In 1938, the young photographer Pedro E. Guerrero met Frank Lloyd Wright for the first time in the desert outside Phoenix, Arizona where Wright was constructing his master work, Taliesin West. Guerrero demonstrated an innate sensitivity to form, detail and structure that pleased the master architect. In time, Wright reveals himself to Guerrero’s lens at the drafting board; overseeing the complex construction projects across the county, in communion with his Fellows and family, advocating for his unique ideas about architecture, and at rest amidst his creations. Guerrero documents the complex live-work relationship that surround Wright and his Fellows and the private spaces that Wright constructs for himself.
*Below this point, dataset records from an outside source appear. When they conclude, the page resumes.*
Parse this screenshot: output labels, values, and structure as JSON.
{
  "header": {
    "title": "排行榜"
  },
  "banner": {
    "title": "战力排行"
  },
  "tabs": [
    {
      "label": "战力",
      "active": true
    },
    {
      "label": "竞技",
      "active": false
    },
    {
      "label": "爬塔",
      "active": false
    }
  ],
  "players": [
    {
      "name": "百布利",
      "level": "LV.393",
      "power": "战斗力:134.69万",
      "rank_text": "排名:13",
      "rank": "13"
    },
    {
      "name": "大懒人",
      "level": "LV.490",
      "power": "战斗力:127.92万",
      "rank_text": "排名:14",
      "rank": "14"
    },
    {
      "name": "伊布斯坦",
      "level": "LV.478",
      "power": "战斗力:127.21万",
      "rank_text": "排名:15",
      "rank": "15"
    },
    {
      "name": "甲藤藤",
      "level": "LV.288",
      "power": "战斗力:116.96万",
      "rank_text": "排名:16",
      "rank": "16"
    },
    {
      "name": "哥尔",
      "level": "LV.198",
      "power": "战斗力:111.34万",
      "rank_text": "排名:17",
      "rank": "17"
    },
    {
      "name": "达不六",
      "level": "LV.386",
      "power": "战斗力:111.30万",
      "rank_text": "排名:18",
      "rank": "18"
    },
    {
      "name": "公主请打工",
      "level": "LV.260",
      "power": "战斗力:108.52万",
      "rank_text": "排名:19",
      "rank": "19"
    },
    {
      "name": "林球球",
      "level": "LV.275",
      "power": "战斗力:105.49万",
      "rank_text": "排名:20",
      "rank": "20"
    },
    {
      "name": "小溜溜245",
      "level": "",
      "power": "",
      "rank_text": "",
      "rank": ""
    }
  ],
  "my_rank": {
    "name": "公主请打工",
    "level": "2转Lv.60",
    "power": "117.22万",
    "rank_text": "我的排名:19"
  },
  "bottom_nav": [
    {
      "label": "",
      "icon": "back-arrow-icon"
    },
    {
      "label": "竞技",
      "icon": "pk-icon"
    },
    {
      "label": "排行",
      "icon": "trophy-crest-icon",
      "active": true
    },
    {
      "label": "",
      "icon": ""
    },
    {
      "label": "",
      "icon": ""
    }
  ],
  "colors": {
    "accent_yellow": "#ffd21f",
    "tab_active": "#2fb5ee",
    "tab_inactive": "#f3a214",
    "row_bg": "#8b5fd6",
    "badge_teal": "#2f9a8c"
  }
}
Guerrero’s photographs of Frank Lloyd Wright have been featured in nearly every major publication by and about Wright since the architect first published them in The Nature of Materials (1940). His images have appeared in countless American and foreign magazines including the New York Times Magazine, Harper’s Bazaar, Vogue, Architectural Record, Travel and Leisure, and House and Garden. He has also contributed photographs to dozens of books on Wright, Alexander Calder and Louise Nevelson. In addition, Guerrero self-published three books dedicated to his photographs of Wright and his work including Picturing Wright (1994/2015) and Pedro E. Guerrero: A Photographer's Journey (2007). Guerrero’s photographs have been exhibited in galleries and museums throughout the United States and Europe, including the Whitney Museum of American Art, the Guggenheim Museum, and the Museum of Modern Art. MoMA’s current exhibition, Frank Lloyd Wright at 150: Unpacking the Archive features photographs taken by Guerrero. His life as one of the most accomplished Mexican-American artists was documented in the PBS series, American Masters: Pedro E. Guerrero: A Photographer's Journey.
Born in 1917 in Casa Grande, Arizona, Guerrero attended Art Center School in Los Angeles from 1937 to 1939. In the late fall of 1939 he became a photographer for Frank Lloyd Wright at his Arizona home, Taliesin West. Later, Guerrero began a freelance photography career in New York City working for the major shelter and architectural magazines. From 1963 to 1976 he photographed the life, work and homes of Alexander Calder and from 1981 to 1985 he documented Louise Nevelson at home and in her studio. He also continued his association with Wright as his “on call” photographer until the architect’s death in 1959 – a prolific twenty-year relationship. In contrast to many of his peers, Guerrero often created intimate portraits of the architects and artists he turned his lens to.
The exhibition features only unique silver-gelatin prints made by the photographer prior to his passing in 2012 and are hand selected from his archive which is in process of being cataloged. Each is signed, stamped and accompanied by documentation.